Он поднялся ещё выше.

На третьем этаже решётки не было. И охраны тоже. Очень странно вообще-то. Подобной беспечности от диких, оборонявших здание, Борис не ожидал. Может быть, народу в пятиэтажке не так уж и много?

Борис перевалился через балконную ограду. Под ногой хрустнуло битое стекло. Борис схватился за автомат.

Нет, никто на шум не бросился. Впечатление такое, будто весь этаж обезлюдел.

Так и оказалось. На третьем этаже не было ни одной живой души. Дело становилось всё интереснее и интереснее.

Пару секунд Борис размышлял, что делать дальше — подниматься наверх, откуда стреляли из автомата, или сначала проверить тылы.

Решил начать с тылов. Хотелось знать наверняка, что со спины никто не ударит.
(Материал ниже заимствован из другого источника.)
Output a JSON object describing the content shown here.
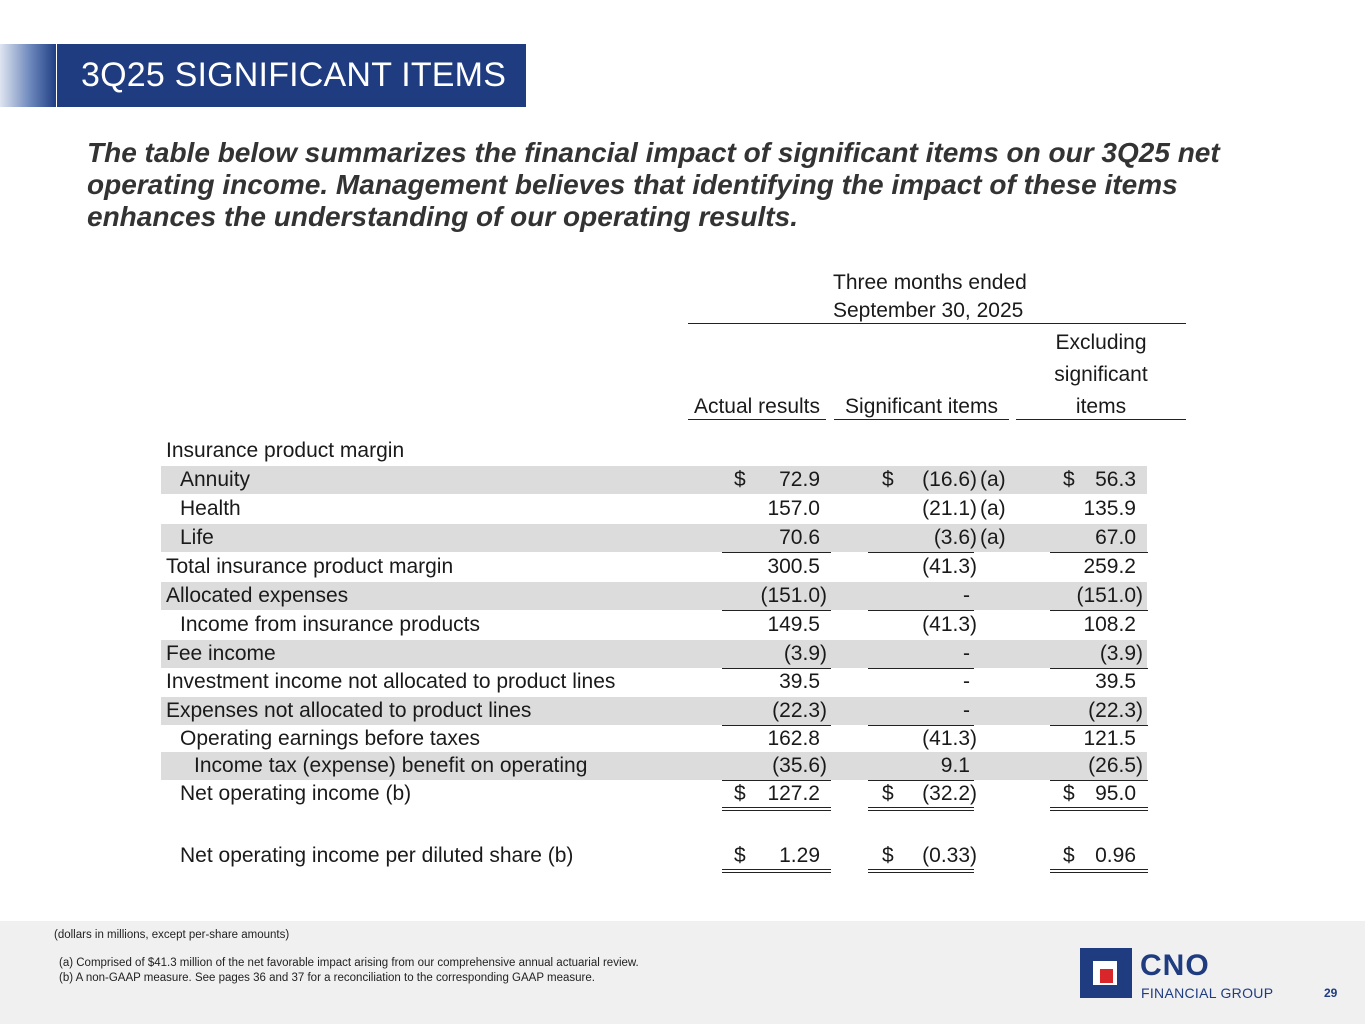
{
  "header": {
    "title": "3Q25 SIGNIFICANT ITEMS"
  },
  "intro": "The table below summarizes the financial impact of significant items on our 3Q25 net operating income. Management believes that identifying the impact of these items enhances the understanding of our operating results.",
  "table": {
    "period_line1": "Three months ended",
    "period_line2": "September 30, 2025",
    "columns": {
      "actual": "Actual results",
      "significant": "Significant items",
      "excluding_1": "Excluding",
      "excluding_2": "significant",
      "excluding_3": "items"
    },
    "rows": [
      {
        "label": "Insurance product margin",
        "actual": "",
        "sig": "",
        "note": "",
        "excl": ""
      },
      {
        "label": "Annuity",
        "actual": "72.9",
        "sig": "(16.6)",
        "note": "(a)",
        "excl": "56.3"
      },
      {
        "label": "Health",
        "actual": "157.0",
        "sig": "(21.1)",
        "note": "(a)",
        "excl": "135.9"
      },
      {
        "label": "Life",
        "actual": "70.6",
        "sig": "(3.6)",
        "note": "(a)",
        "excl": "67.0"
      },
      {
        "label": "Total insurance product margin",
        "actual": "300.5",
        "sig": "(41.3)",
        "note": "",
        "excl": "259.2"
      },
      {
        "label": "Allocated expenses",
        "actual": "(151.0)",
        "sig": "-",
        "note": "",
        "excl": "(151.0)"
      },
      {
        "label": "Income from insurance products",
        "actual": "149.5",
        "sig": "(41.3)",
        "note": "",
        "excl": "108.2"
      },
      {
        "label": "Fee income",
        "actual": "(3.9)",
        "sig": "-",
        "note": "",
        "excl": "(3.9)"
      },
      {
        "label": "Investment income not allocated to product lines",
        "actual": "39.5",
        "sig": "-",
        "note": "",
        "excl": "39.5"
      },
      {
        "label": "Expenses not allocated to product lines",
        "actual": "(22.3)",
        "sig": "-",
        "note": "",
        "excl": "(22.3)"
      },
      {
        "label": "Operating earnings before taxes",
        "actual": "162.8",
        "sig": "(41.3)",
        "note": "",
        "excl": "121.5"
      },
      {
        "label": "Income tax (expense) benefit on operating",
        "actual": "(35.6)",
        "sig": "9.1",
        "note": "",
        "excl": "(26.5)"
      },
      {
        "label": "Net operating income (b)",
        "actual": "127.2",
        "sig": "(32.2)",
        "note": "",
        "excl": "95.0"
      },
      {
        "label": "Net operating income per diluted share (b)",
        "actual": "1.29",
        "sig": "(0.33)",
        "note": "",
        "excl": "0.96"
      }
    ],
    "currency_symbol": "$"
  },
  "footer": {
    "units": "(dollars in millions, except per-share amounts)",
    "note_a": "(a) Comprised of $41.3 million of the net favorable impact arising from our comprehensive annual actuarial review.",
    "note_b": "(b) A non-GAAP measure. See pages 36 and 37 for a reconciliation to the corresponding GAAP measure.",
    "logo_name": "CNO",
    "logo_sub": "FINANCIAL GROUP",
    "page_number": "29"
  }
}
Соблюдая максимальную осторожность, передвигаясь тихо, как мышь, он осмотрел помещения на втором и первом этажах. Никого не обнаружил. Непонятно… Ну и где же та добыча, на которую так рассчитывал и из-за которой так рьяно торговался с предводителем диких Ухо? Неужели вся банда собралась наверху? Или нет вовсе в пятиэтажке никакой банды?

В шлемофоне тихонько, на грани слышимости, потрескивало. Ухо терпеливо выжидал. Ни о чём не расспрашивал. Ничего не советовал. Сержант понимал, что даже негромкие переговоры могут сейчас привлечь внимание противника.

Но вот где он, этот самый противник?

Борис снова двинулся наверх.

Четвёртый этаж тоже оказался пустым. Борис уже понял: улов здесь будет небольшим. Ох, напрасно Ухо раскатывал губу на большие баллы.

Оставался последний, пятый этаж. И крыша. Впрочем, на крыше особенно-то и прятаться негде. Значит, только пятый этаж. А много ли людей разместится на одном этаже?

Выставив перед собой автомат, Борис поднимался по лестнице. Ступать старался бесшумно, не тревожа обвалившиеся куски штукатурки.

Почти не дышал.

Один пролёт. Второй.

Последние ступени…

Лестничная площадка.

А куда теперь?

Пустые дверные проёмы темнели справа, слева. И два — впереди. Враг мог быть в любом. И в каждом — если враг не один.

В помещении слева под чьей-то ногой хрустнуло стекло. И почти сразу же раздался негромкий хриплый голос.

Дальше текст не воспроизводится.